Namun di tengah berbagai tantangan tersebut, Gereja Bulgaria tetap berusaha memperkuat pendidikan iman bagi generasi muda, melestarikan warisan sastra dan seni Sirilik yang begitu berharga, serta terus melayani umatnya baik di dalam negeri maupun di kalangan diaspora yang terus berkembang di berbagai belahan dunia.

Penutup

Patriarkat Bulgaria adalah salah satu Gereja Ortodoks yang perjalanannya begitu unik dan begitu berpengaruh dalam seluruh sejarah Kekristenan, sebagai Patriarkat Slavia tertua kedua di dunia dan tanah kelahiran aksara Sirilik yang membentuk peradaban ratusan juta orang hingga hari ini. Dari pertobatan St. Boris I pada abad kesembilan hingga terpilihnya Patriark Daniel pada 2024, Gereja ini telah melewati zaman keemasan di bawah Tsar Simeon Yang Agung, kejatuhan ke tangan Bizantium dan pemulihannya di Tarnovo, kehancuran akibat penaklukan Ottoman yang berlangsung hampir lima abad, perjuangan panjang menuju kemandirian gerejawi melalui Eksarkat 1870, skisma yang berlangsung tujuh puluh tiga tahun, hingga pemulihan penuh martabat patriarkalnya pada 1953.
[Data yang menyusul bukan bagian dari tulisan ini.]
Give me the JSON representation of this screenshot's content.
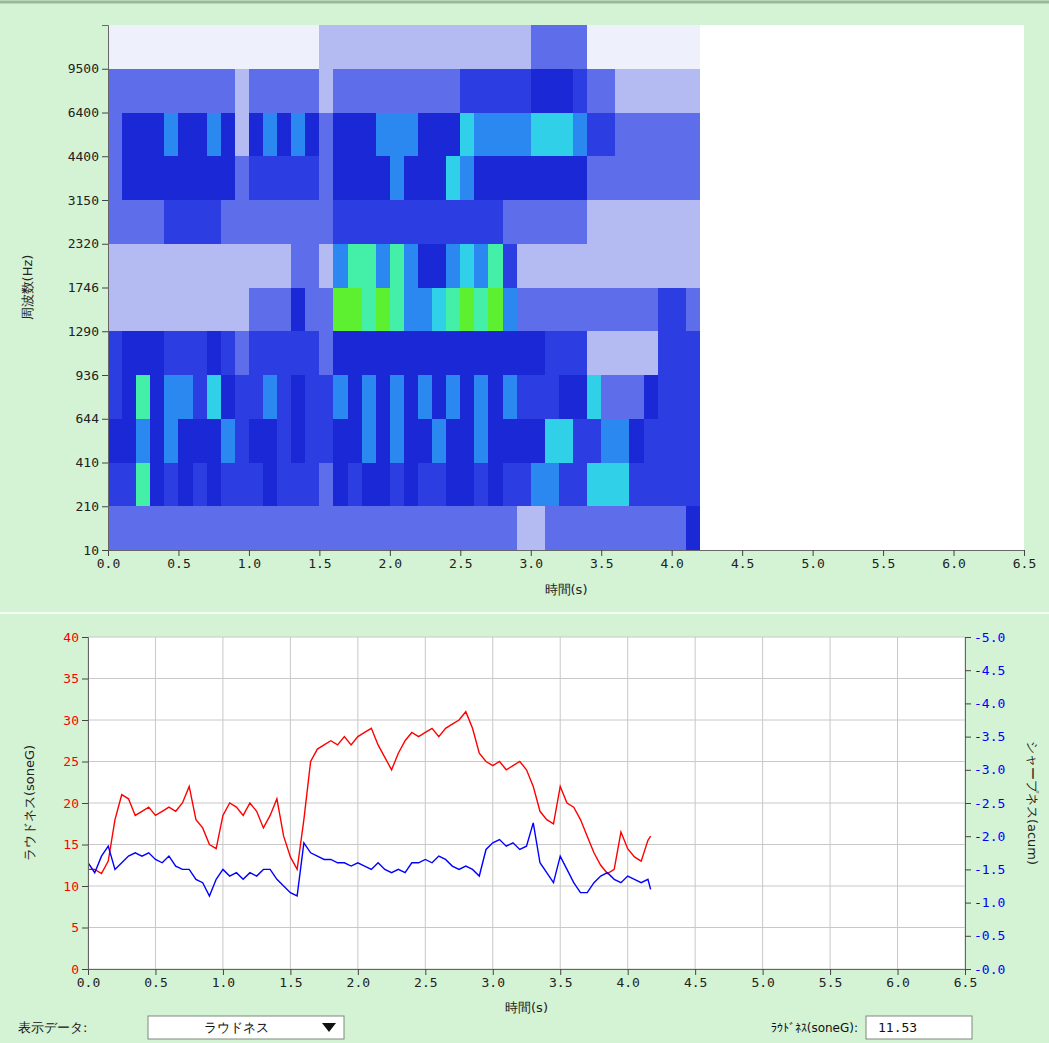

Namun sepanjang seluruh perjalanan yang begitu panjang dan sering kali begitu berat ini, identitasnya tetap bertahan tanpa pernah benar-benar padam. Patriarkat Bulgaria tetap menjadi penjaga warisan Sirilik yang begitu berharga bagi peradaban dunia, pewaris zaman keemasan sastra Slavonik yang begitu kaya, dan saksi hidup bahwa iman dapat bertahan dan bangkit kembali melampaui penaklukan, perpecahan, dan penindasan sebesar apa pun yang pernah dihadapinya. Pesan utama Gereja Bulgaria tetap sama sejak masa St. Boris I hingga hari ini, iman kepada Kristus adalah warisan yang harus dijaga dan diwariskan melintasi bahasa, bangsa, dan zaman, dan Gereja dipanggil untuk terus menjadi saksi kasih Allah bagi bangsa Bulgaria dan bagi seluruh dunia Slavia yang jauh lebih luas.